Spanish chicken with garlic (pollo al ajillo)

I'd become a bit bored of cooking over the last couple of years and it took me a while to figure out why. The answer was surprisingly simple: I was no longer making the dishes I wanted to make but was instead trying to second-guess the somewhat more conservative tastes of my children. Chicken is a case in point. Whenever there was a whole chicken in my fridge, I felt under pressure to do roast chicken, but what I really wanted to make was a chicken curry with handfuls of fresh coriander, some Szechuan fried chicken, or this Spanish chicken cooked with garlic. Oddly enough, my more selfish approach to cooking doesn't seem to have an impact on my kids, who enthusiastically ate the risotto that I hadn't made since 2014 for fear of offending their delicate palates!

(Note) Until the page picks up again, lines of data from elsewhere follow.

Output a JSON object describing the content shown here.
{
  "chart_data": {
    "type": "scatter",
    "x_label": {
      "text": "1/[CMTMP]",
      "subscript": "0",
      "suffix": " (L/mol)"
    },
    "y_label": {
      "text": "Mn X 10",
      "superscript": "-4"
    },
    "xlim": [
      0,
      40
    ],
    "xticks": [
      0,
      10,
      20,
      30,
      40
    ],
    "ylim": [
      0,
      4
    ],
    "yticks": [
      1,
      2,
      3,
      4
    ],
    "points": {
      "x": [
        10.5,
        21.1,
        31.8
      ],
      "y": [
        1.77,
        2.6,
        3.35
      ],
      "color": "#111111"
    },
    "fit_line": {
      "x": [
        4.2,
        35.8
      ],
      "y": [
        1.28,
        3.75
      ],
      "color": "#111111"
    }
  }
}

I thought I already had a recipe for this on my blog but was surprised to find that I didn't. Then I turned to Moro (by Sam and Sam Clark) and there was my recipe - in the form of a heavily annotated version of the original (including annotations, additions and deletions). The Moro recipe is actually very good but I feel it is a little too restauranty (a few details that don't add much but help make a simple recipe seem daunting). And my version is definitely closer to the pollo al ajillo that I used to eat in a bar off Plaza San Antonio in Madrid back in the late 1980s with my friend Richard.

Ingredients
1 medium chicken (approx 1.5 kg)
salt
black pepper
olive oil
2 bulbs of garlic
6 bay leaves
200 ml of white wine

Method

  1. Cut the chicken into small pieces and season with plenty of salt and black pepper. (I use a cleaver, so I cut the thighs and drumsticks in half and even get a few meaty portions from the back. If you only have an ordinary kitchen knife, then satisfy yourself by cutting the legts through the joints and cutting the breast lengthwise and then crosswise to get about 10 pieces, including the wings.)
  2. Separate the garlic into cloves but don't peel or chop.
  3. Put plenty of olive oil in a large, heavy-bottomed frying pan, add the garlic, and gently fry until the garlic is golden.
  4. Remove garlic to a bowl, turn up the heat, and fry the chicken in batches until it is crispy and golden.
  5. Remove the fried chicken, pour off most of the oil, return the garlic to the pan, add the bay leaves and wine, and simmer for a couple of minutes.
  6. Return all of the chicken to the pan, stir well, cover and cook on a low heat for about 20 minutes.